ChatGPT is inventive but looks believable
In some cases, ChatGPT generated false or false information, such as fabricated references or false links, including to purported articles and contributions in scientific publications. Other errors arose in cases where ChatGPT cited specific and correct scientific sources or literature but drew incorrect conclusions from them.
The researchers were also able to observe that ChatGPT’s inaccurate responses were phrased so plausibly that they were incorrectly perceived as correct. “Because text generators like ChatGPT are trained to provide answers that seem correct to people, the confident answer style can mislead people into believing the answer is correct,” says Maike Gossen.
The team also found misinformation in social discourse or bias. For example, some of ChatGPT’s incorrect responses reflected misunderstandings about effective action against climate change. This includes the overestimation of individual behavioral changes, but also individual measures with little impact that slow down structural and collective changes with greater impact. At times, the responses also seemed overly optimistic about technological solutions as a key way to mitigate climate change.

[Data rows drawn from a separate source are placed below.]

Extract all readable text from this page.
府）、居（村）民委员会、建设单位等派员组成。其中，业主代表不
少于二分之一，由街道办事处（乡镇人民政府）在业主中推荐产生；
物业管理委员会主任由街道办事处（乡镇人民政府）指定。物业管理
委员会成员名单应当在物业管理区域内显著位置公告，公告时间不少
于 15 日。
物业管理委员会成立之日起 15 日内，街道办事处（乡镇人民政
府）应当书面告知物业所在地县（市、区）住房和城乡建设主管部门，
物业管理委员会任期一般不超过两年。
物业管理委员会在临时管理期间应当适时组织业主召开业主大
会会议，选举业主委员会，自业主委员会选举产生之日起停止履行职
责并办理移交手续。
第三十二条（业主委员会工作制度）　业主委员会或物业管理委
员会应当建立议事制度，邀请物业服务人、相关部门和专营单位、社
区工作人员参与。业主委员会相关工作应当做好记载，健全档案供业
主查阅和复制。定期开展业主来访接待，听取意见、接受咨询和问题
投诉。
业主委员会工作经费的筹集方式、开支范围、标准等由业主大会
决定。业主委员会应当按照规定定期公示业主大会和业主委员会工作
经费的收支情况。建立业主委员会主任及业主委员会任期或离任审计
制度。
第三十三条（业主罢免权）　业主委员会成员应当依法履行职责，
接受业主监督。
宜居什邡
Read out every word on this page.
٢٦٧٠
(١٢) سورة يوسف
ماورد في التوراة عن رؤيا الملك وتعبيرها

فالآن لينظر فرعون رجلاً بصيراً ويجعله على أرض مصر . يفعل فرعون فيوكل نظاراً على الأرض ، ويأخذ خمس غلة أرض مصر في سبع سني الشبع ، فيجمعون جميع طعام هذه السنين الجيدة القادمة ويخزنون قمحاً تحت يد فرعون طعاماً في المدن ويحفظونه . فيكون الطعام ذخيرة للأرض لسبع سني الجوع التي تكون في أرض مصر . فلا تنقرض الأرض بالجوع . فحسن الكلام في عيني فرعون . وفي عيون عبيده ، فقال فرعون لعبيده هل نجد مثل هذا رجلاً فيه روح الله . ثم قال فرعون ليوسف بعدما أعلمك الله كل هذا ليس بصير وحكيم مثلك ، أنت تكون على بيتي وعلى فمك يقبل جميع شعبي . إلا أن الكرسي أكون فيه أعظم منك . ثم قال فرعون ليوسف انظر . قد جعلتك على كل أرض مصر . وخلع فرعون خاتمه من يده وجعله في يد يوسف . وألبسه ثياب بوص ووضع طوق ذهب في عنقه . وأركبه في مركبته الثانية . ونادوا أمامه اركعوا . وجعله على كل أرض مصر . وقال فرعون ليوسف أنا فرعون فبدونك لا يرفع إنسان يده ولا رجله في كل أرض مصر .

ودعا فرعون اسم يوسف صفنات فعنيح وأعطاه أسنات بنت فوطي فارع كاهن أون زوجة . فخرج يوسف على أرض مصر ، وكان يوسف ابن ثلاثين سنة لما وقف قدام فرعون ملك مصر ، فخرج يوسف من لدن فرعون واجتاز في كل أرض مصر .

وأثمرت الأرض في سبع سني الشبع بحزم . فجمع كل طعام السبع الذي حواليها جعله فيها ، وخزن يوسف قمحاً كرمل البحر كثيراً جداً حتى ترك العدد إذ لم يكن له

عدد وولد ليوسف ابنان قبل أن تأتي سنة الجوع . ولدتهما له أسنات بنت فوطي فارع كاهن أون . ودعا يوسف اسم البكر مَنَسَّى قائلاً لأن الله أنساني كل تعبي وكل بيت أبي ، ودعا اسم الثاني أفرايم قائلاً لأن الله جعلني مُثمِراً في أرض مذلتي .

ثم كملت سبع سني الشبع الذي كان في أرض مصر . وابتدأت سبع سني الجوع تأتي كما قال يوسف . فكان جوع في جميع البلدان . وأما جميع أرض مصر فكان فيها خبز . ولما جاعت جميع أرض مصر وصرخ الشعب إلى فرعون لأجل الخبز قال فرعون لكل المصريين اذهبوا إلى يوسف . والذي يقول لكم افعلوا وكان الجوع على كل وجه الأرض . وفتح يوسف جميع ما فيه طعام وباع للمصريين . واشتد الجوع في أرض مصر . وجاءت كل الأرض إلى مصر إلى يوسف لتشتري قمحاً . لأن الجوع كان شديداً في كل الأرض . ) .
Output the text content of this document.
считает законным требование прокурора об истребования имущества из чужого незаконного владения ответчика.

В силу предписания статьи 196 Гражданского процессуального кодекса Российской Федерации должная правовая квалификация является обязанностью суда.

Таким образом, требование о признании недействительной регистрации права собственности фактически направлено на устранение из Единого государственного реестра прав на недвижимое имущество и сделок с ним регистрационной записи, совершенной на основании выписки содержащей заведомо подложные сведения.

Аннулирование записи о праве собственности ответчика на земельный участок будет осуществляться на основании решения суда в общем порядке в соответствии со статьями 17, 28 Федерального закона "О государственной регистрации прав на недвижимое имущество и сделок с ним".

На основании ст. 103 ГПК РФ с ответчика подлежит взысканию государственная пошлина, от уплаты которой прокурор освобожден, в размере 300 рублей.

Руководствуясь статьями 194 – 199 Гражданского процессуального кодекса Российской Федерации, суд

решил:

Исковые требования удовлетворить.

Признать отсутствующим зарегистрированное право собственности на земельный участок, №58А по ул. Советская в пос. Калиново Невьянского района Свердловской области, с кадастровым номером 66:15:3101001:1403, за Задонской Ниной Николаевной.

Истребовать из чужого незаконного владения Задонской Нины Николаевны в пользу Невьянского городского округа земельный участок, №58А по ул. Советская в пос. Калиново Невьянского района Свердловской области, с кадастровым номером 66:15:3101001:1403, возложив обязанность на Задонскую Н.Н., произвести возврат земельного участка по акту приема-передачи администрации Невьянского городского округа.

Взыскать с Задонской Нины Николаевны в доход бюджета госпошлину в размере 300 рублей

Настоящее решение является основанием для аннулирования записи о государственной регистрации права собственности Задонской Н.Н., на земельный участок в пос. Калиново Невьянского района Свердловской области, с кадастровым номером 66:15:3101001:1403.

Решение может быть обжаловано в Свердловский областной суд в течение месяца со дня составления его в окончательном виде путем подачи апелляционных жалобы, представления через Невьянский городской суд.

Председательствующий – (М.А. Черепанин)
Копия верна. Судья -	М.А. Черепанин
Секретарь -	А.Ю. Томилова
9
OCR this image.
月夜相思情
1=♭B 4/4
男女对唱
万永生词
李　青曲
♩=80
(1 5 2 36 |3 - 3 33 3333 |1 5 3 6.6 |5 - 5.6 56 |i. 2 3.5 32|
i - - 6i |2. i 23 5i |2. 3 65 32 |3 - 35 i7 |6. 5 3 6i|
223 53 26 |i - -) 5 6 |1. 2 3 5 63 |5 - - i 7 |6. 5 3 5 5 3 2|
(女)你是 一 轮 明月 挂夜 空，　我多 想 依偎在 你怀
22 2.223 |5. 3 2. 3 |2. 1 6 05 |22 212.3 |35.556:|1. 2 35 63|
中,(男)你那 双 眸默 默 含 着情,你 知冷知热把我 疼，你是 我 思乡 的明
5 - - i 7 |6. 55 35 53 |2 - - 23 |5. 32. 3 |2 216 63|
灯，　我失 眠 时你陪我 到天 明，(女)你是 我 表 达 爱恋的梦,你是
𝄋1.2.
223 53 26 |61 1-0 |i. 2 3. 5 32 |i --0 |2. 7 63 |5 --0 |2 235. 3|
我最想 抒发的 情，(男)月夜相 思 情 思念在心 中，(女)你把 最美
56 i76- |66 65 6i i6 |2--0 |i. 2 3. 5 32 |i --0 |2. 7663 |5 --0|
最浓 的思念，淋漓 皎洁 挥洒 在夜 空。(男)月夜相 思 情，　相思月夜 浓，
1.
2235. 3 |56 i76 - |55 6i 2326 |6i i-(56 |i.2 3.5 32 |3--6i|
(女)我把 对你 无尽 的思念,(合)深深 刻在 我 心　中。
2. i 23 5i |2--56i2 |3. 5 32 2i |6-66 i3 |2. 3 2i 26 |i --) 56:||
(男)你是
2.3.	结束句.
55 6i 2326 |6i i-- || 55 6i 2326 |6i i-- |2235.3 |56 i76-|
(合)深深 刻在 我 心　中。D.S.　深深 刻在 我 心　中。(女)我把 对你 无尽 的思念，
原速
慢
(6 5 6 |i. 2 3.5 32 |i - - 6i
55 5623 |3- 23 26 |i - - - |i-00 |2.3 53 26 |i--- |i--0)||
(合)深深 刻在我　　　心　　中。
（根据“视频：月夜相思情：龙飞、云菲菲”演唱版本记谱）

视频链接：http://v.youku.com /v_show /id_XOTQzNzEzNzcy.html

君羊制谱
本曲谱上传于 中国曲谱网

Valuable but fallible source
Large language models like ChatGPT could be a valuable source of information about climate change, scientists conclude. However, there is a risk of spreading and promoting false information about climate change, as it already reflects outdated facts and misunderstandings.
Their brief study shows that verifying sources of environmental and climate information is more important than ever. However, recognizing incorrect answers often requires detailed expert knowledge in the relevant subject area, especially because they seem plausible at first glance.